Oh yeah. The Catholic Church there is closing many parishes and not because they lack priests, but because of money, debt or bills and other untold reasons.
We have about as many priests as we have parishes - @ 17,000 priests, and @ 17,300 parishes.
Debt and bills are real. When a parish cannot raise enough funds in their collections to pay for repairs, maintenance, salaries and other expenses, it falls to other parishes - who have their own set of bills and debts, to pick up the slack. It is easy to say the diocese needs to pay it, but the diocese gets any money from the other parishes; it isn’t coming out of a printing press in the basement of the chancery.
For decades now there has been a migration in many cities to other cities, and to the suburbs.
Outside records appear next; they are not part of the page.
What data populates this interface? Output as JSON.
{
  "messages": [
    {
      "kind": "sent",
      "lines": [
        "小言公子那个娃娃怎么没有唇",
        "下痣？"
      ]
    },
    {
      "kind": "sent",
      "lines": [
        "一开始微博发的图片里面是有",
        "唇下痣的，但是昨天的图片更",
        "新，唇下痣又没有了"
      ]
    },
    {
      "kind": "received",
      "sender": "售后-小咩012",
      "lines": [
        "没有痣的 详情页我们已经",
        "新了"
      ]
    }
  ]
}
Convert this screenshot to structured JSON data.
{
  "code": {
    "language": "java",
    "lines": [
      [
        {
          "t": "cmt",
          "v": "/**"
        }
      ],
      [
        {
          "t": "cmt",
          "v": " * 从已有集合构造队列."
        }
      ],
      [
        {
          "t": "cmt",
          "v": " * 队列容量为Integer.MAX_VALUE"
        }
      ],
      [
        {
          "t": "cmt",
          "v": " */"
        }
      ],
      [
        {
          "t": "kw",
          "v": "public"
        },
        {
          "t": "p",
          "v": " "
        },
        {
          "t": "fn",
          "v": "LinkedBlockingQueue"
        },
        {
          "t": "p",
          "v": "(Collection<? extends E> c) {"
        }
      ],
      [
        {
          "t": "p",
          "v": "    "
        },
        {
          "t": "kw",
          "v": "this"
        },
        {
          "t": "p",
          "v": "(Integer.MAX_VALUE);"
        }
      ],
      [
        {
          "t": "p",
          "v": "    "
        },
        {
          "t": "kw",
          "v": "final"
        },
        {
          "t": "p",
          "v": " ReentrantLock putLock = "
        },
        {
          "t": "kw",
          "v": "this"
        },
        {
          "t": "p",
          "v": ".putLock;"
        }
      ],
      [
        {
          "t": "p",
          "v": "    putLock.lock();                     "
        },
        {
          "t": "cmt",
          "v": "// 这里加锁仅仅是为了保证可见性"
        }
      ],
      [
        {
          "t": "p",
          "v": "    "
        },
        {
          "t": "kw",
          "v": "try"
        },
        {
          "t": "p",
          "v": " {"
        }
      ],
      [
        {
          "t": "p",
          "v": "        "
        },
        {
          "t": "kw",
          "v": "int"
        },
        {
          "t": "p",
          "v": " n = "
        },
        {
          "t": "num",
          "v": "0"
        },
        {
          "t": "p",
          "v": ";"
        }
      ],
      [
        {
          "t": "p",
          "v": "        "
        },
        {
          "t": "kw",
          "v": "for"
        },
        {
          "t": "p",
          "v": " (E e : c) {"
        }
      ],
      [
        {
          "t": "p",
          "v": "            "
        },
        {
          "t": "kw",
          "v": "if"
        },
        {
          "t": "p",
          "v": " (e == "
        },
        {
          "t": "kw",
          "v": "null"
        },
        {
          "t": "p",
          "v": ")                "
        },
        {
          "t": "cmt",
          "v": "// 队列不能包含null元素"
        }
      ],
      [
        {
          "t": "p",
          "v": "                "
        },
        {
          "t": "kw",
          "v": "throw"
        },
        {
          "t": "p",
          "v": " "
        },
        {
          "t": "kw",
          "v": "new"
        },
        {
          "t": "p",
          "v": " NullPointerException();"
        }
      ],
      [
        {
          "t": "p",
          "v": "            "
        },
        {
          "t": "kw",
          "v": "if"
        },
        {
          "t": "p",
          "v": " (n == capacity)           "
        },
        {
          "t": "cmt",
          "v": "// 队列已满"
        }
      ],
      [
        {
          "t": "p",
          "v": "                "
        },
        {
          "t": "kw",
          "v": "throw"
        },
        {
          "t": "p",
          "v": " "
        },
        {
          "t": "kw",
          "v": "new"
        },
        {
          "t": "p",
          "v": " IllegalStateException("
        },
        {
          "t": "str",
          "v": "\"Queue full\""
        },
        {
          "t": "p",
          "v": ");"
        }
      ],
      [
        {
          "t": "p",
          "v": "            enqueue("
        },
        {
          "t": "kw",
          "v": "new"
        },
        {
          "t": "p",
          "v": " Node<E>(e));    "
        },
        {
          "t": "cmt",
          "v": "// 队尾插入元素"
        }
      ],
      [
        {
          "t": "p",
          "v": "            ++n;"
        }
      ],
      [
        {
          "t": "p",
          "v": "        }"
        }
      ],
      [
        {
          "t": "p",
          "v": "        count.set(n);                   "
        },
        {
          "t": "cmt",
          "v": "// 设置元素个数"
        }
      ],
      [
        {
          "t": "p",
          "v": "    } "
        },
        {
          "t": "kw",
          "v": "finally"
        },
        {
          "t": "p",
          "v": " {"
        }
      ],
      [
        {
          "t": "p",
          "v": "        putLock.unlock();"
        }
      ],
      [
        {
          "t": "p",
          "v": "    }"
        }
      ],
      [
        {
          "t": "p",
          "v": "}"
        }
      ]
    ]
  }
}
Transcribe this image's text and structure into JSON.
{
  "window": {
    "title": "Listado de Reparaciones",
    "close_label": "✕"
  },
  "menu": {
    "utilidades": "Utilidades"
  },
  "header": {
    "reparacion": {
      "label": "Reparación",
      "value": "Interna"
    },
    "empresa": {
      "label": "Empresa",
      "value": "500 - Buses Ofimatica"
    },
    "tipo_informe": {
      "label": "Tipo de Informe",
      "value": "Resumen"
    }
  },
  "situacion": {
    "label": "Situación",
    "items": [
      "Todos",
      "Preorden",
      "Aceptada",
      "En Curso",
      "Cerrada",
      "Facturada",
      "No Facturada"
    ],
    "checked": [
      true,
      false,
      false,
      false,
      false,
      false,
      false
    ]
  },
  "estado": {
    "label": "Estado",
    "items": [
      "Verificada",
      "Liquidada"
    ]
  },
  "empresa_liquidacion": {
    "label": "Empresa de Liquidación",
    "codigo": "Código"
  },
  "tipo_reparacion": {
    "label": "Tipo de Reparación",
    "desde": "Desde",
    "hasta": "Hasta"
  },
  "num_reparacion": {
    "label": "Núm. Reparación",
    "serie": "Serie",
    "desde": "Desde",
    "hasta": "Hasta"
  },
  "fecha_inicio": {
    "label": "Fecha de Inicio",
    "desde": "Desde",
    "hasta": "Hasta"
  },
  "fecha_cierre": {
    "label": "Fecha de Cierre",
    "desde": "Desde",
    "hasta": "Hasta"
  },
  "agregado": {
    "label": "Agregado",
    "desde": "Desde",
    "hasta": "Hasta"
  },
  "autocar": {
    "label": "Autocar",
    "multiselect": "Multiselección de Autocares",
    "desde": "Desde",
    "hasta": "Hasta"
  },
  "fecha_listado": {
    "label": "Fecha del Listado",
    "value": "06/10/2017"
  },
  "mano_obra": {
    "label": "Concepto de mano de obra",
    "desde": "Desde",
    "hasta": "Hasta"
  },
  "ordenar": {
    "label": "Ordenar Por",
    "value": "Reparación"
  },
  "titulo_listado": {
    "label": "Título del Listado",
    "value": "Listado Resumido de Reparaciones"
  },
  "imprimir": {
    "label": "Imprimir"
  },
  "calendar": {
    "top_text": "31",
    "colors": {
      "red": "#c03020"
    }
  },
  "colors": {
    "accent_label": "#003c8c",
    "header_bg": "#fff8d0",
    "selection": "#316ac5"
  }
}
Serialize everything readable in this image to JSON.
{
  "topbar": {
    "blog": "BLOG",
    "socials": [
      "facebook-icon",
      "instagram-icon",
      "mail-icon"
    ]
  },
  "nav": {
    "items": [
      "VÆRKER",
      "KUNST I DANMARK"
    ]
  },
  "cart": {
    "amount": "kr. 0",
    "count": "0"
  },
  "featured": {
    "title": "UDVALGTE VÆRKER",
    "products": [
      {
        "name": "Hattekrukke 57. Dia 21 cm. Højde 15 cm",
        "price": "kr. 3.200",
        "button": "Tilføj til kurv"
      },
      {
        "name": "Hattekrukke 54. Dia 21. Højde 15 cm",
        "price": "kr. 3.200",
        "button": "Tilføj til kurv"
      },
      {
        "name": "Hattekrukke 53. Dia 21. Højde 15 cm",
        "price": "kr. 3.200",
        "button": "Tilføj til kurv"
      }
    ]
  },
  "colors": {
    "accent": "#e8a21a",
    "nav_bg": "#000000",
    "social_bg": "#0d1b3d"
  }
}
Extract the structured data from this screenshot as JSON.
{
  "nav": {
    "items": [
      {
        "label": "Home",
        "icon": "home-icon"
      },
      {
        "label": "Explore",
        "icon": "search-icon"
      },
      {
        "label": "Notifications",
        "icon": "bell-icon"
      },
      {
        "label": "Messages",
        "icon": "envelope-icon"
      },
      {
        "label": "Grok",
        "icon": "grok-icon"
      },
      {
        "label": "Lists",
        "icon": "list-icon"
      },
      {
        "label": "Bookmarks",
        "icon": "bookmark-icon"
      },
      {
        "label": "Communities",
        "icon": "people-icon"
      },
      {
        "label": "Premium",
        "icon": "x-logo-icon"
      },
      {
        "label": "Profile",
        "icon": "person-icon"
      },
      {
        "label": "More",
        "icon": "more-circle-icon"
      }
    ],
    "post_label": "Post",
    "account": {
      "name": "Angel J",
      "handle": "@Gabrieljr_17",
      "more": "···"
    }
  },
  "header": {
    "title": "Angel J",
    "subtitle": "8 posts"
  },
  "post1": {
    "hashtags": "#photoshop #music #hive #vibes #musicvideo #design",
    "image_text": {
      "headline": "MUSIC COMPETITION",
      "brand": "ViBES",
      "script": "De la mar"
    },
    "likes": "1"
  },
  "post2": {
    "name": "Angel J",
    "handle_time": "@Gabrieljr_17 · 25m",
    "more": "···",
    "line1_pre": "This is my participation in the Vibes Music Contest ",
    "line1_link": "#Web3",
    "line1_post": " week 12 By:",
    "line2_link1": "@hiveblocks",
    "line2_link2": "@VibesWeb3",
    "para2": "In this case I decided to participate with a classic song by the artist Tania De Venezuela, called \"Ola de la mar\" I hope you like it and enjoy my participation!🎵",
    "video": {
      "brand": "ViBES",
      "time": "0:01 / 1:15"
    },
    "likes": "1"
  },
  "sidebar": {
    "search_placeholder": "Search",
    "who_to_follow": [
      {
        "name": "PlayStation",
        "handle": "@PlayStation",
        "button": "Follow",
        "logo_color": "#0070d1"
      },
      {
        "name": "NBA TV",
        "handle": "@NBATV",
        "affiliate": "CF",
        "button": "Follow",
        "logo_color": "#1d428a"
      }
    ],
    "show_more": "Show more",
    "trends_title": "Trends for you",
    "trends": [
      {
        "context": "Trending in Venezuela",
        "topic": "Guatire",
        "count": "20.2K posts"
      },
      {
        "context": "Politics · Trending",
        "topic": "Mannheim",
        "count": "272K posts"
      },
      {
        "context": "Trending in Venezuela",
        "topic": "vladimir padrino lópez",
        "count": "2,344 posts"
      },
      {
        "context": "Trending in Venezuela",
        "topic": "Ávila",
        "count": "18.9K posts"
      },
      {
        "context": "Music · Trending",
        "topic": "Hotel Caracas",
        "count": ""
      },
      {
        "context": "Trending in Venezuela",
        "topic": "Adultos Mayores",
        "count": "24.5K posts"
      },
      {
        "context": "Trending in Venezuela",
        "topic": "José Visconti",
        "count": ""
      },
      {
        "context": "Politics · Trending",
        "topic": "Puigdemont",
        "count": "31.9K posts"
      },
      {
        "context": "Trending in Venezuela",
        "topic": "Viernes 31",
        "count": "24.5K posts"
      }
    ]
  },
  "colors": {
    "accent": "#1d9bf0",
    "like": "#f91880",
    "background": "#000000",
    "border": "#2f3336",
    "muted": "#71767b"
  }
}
That has left older parishes - some 100 years old or more, with dwindling parishioners. And putting a priest in a parish with 75, 100, even 200 parishioners when there are other parishes with 5, 10, or even 15 times as many parishioners and one priest makes for poor use of facilities, personnel, and limited funds. Some parishes are going to close; and elsewhere, other parishes are going to start.
It is understandable the anger that can come up when someone is in a parish that their parents, grandparents, and even more were members. But the reality is that some parishes have lost bodies to other parts of the country, or other parts of the diocese.
In anger, people accuse the diocese and the bishop of ulterior motives; and that helps nothing. It is just reality.